Beyond Independent Labels: Schwartz-Geometry Decoding for Human Value Detection

2026-07-06Computation and Language

Computation and LanguageArtificial IntelligenceComputers and SocietyMachine Learning
AI summary

The authors studied how to improve detecting human values in text by considering how values relate to each other, based on Schwartz's theory that values form a circle where nearby values are similar and opposite ones conflict. They tried adding this idea either during model training or after prediction. They found that adjusting predictions after training made the detected values fit the circular theory better without hurting accuracy, but changing training didn’t help much. This approach works specifically when using the real value sequence from Schwartz's theory and can help models respect the structure of value labels more naturally.
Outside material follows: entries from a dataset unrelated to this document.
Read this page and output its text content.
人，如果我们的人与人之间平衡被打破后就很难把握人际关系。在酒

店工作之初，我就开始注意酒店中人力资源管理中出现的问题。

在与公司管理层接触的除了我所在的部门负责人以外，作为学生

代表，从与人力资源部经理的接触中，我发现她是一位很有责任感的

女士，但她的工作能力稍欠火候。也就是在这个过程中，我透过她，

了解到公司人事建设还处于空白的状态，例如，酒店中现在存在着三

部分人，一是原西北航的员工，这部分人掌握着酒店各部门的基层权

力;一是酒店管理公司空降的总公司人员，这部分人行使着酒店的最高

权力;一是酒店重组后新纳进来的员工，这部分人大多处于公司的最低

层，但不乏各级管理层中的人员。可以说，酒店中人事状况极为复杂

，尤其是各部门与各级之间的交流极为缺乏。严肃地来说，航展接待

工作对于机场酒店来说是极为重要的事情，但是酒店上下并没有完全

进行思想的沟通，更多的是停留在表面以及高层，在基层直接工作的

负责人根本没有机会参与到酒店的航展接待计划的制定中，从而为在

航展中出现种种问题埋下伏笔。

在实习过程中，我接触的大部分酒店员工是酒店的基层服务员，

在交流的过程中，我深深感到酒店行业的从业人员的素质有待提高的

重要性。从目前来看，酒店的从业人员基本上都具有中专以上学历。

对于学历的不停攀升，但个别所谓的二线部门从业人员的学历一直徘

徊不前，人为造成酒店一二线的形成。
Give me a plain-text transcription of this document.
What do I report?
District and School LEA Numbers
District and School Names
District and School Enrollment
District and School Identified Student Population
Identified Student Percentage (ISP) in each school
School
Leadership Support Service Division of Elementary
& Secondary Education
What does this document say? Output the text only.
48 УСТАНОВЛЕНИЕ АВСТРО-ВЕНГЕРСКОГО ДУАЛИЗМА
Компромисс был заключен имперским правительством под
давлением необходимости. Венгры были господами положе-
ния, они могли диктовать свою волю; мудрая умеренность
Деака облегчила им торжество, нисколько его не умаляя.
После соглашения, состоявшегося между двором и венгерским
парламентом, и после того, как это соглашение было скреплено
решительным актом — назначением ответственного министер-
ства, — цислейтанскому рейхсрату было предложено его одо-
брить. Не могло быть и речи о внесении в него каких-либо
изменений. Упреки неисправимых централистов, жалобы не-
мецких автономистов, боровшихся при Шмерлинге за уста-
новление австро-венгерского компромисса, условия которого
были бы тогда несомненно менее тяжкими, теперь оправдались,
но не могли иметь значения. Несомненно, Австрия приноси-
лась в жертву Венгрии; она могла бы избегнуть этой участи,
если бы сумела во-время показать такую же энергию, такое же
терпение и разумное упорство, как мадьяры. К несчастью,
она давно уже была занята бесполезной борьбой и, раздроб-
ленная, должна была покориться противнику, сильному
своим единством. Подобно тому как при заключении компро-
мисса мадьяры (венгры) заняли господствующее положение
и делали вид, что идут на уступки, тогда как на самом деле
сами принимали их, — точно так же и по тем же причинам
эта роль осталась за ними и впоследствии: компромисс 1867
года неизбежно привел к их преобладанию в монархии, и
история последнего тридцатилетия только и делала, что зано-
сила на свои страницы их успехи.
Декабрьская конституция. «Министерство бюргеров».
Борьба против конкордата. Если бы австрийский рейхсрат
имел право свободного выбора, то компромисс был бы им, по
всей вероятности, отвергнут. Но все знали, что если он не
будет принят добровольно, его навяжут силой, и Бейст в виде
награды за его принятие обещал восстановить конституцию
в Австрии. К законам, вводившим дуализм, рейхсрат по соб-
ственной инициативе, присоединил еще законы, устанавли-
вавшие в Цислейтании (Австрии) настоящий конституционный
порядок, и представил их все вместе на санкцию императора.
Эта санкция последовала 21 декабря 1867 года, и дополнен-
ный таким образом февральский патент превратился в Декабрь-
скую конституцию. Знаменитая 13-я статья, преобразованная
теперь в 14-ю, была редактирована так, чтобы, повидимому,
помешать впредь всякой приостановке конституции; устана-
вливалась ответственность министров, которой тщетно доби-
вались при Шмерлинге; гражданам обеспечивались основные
Schwartz valuesmulti-label classificationlabel space geometryDeBERTa-v3energy decoderstructured predictionmacro-F1micro-F1motivational continuumvalue detection
Authors
Víctor Yeste, Paolo Rosso
Abstract
Human value detection is commonly formulated as sentence-level multi-label classification over the 19 refined Schwartz values, typically predicted as independent labels. Schwartz theory, however, describes them as a circular motivational continuum, in which adjacent values are compatible and opposing values are in tension. We ask whether this structure can be operationalized as an explicit output-space geometry and used as a soft bias rather than a hard constraint. On a DeBERTa-v3-base classifier, we compare two ways of injecting it: training-time geometry-aware objectives and a post-hoc Schwartz-aware energy decoder that scores whole label sets jointly. Across five seeds, training-time geometry gives only limited gains-no larger for the true continuum than for a random ordering-whereas the decoder makes label sets more coherent with the continuum-on theory-aware coherence metrics we introduce-at no cost to Macro-F1 or Micro-F1 (held fixed by its selection rule). The gain is specific to the true Schwartz ordering: it does not appear for a random permutation or an empirical co-occurrence graph through the identical decoder. A bounded Qwen2.5-72B-Instruct diagnostic shows that supplying the continuum at inference shifts behavior but does not match supervised structured prediction. Theory-aware decoding thus offers a lightweight, controllable way to make value detection faithful to its label space.